使用urllib2登录网站-Python 2.7 [英] Login to website using urllib2 - Python 2.7

查看:99
本文介绍了使用urllib2登录网站-Python 2.7的处理方法,对大家解决问题具有一定的参考价值,需要的朋友们下面随着小编来一起学习吧!

问题描述

好的,所以我将它用于reddit机器人,但我希望能够弄清楚如何登录到任何网站. 如果那有道理......

Okay, so I am using this for a reddit bot, but I want to be able to figure out HOW to log in to any website. If that makes sense....

我意识到不同的网站使用不同的登录表单等.那么我如何找出如何针对每个网站进行优化呢?我假设我需要在html文件中查找某些内容,但不知道是什么.

I realise that different websites use different login forms etc. So how do I figure out how to optimise it for each website? I'm assuming I need to look for something in the html file but no idea what.

我不想使用Mechanize或任何其他库(这是这里所有其他答案的内容,并且实际上并不能帮助我了解正在发生的事情),因为我想自己学习一下它的精确程度所有作品.

I do NOT want to use Mechanize or any other library (which is what all the other answers are about on here and don't actually help me to learn what is happening), as I want to learn by myself how exactly it all works.

urllib2文档确实对我没有帮助.

The urllib2 documentation really isn't helping me.

谢谢.

推荐答案

在此之前,我会先说我一段时间没有以这种方式登录,所以我可能会错过一些更被接受"的内容的方法.
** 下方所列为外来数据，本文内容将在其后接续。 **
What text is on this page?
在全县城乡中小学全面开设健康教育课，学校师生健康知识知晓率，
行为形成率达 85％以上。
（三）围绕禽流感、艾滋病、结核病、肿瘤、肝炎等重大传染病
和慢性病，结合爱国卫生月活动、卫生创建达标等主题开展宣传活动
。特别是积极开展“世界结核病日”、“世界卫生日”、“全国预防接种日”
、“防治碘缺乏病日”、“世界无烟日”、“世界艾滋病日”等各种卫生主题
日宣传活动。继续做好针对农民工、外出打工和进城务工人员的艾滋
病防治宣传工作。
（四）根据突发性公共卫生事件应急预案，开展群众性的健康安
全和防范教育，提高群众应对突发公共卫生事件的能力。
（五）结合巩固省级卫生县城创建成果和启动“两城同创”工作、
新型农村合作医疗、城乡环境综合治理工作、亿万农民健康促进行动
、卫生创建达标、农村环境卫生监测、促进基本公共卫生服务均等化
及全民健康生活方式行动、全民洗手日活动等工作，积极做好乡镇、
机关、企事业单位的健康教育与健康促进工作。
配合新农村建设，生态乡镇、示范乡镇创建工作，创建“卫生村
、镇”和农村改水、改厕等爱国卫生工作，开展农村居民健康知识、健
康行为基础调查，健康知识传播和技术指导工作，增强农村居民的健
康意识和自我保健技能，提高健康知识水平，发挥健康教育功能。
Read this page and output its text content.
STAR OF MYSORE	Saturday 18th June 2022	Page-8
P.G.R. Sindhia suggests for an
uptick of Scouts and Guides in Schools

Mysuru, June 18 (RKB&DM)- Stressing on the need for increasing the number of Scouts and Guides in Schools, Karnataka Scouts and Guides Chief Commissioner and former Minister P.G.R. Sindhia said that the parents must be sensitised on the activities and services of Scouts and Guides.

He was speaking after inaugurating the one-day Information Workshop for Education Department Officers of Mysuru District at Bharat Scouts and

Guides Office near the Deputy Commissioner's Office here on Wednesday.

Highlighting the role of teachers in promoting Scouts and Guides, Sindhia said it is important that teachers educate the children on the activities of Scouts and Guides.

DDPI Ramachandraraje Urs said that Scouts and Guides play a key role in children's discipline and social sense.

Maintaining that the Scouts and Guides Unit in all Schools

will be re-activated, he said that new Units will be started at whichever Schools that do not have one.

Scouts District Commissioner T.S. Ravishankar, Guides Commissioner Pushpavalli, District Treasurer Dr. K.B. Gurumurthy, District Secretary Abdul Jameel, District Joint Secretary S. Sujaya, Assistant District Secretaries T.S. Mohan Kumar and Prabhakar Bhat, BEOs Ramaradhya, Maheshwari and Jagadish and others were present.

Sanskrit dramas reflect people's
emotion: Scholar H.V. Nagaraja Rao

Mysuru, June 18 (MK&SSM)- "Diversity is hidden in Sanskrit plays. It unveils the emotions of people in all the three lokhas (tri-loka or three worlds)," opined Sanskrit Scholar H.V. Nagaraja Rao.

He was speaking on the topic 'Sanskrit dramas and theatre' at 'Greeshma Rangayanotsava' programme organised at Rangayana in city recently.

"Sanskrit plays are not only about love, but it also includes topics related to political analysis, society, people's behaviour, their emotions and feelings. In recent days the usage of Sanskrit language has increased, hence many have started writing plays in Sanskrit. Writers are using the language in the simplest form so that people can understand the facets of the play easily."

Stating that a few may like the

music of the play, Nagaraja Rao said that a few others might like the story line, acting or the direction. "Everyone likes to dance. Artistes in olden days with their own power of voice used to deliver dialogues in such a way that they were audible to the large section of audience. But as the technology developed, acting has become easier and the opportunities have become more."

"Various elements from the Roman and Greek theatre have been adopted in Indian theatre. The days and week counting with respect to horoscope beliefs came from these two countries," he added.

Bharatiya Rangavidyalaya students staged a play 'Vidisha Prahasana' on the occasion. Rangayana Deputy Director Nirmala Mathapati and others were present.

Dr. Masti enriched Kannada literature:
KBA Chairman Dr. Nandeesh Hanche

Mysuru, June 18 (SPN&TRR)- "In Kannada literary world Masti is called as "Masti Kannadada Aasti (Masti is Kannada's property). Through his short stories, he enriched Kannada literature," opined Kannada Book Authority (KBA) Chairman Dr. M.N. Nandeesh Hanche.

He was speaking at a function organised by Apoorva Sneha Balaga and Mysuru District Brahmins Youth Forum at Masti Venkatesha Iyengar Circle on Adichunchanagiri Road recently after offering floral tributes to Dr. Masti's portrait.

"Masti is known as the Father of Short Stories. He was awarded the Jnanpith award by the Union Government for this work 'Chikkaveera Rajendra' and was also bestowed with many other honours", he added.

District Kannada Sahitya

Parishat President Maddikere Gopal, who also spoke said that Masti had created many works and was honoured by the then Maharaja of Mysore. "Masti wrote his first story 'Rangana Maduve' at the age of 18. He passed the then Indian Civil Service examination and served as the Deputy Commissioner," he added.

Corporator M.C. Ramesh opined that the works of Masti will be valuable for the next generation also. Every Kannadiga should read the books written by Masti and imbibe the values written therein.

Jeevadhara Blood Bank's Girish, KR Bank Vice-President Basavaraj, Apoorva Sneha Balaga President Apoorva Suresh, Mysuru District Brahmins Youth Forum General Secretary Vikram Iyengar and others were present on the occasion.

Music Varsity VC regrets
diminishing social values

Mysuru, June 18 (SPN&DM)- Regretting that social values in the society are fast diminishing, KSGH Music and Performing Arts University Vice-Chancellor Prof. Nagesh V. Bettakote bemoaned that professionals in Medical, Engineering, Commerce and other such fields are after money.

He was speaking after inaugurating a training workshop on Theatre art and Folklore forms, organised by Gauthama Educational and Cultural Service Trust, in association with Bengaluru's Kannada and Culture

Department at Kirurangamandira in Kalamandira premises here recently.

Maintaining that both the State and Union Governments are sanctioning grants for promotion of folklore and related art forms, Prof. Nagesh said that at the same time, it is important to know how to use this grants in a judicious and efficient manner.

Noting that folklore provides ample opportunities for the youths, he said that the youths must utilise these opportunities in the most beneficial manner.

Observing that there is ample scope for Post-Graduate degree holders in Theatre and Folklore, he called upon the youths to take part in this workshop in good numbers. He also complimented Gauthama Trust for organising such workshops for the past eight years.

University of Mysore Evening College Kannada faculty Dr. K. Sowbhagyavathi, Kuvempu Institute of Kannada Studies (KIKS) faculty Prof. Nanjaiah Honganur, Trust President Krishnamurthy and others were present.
I'll preface this by saying I haven't done logging in in this way for a while, so I could be missing some of the more 'accepted' ways to do it.

我不确定这是您要追求的,但是没有像mechanize这样的库或者没有像selenium这样更强大的框架,在基本情况下,您只需查看表单本身并找出inputs.例如,查看www.reddit.com,然后查看呈现的页面的源,您将找到以下形式:

I'm not sure if this is what you're after, but without a library like mechanize or a more robust framework like selenium, in the basic case you just look at the form itself and seek out the inputs. For instance, looking at www.reddit.com, and then viewing the source of the rendered page, you will find this form:

<form method="post" action="https://ssl.reddit.com/post/login" id="login_login-main"
  class="login-form login-form-side">
    <input type="hidden" name="op" value="login-main" />
    <input name="user" placeholder="username" type="text" maxlength="20" tabindex="1" />
    <input name="passwd" placeholder="password" type="password" tabindex="1" />

    <div class="status"></div>

    <div id="remember-me">
      <input type="checkbox" name="rem" id="rem-login-main" tabindex="1" />
      <label for="rem-login-main">remember me</label>
      <a class="recover-password" href="/password">reset password</a>
    </div>

    <div class="submit">
      <button class="btn" type="submit" tabindex="1">login</button>
    </div>

    <div class="clear"></div>
</form>

在这里我们看到一些input的-opuserpasswdrem.另外,请注意action参数-这是表单将发布到的URL,因此将成为我们的目标.因此,现在的最后一步是将参数打包到有效负载中,并将其作为POST请求发送到action URL.同样在下面,我们创建了一个新的opener,还添加了处理cookie和添加标头的功能,从而为我们提供了一个更强大的打开器来执行请求):

Here we see a few input's - op, user, passwd and rem. Also, notice the action parameter - that is the URL to which the form will be posted, and will therefore be our target. So now the last step is packing the parameters into a payload and sending it as a POST request to the action URL. Also below, we create a new opener, add the ability to handle cookies and add headers as well, giving us a slightly more robust opener to execute the requests):

import cookielib
import urllib
import urllib2


# Store the cookies and create an opener that will hold them
cj = cookielib.CookieJar()
opener = urllib2.build_opener(urllib2.HTTPCookieProcessor(cj))

# Add our headers
opener.addheaders = [('User-agent', 'RedditTesting')]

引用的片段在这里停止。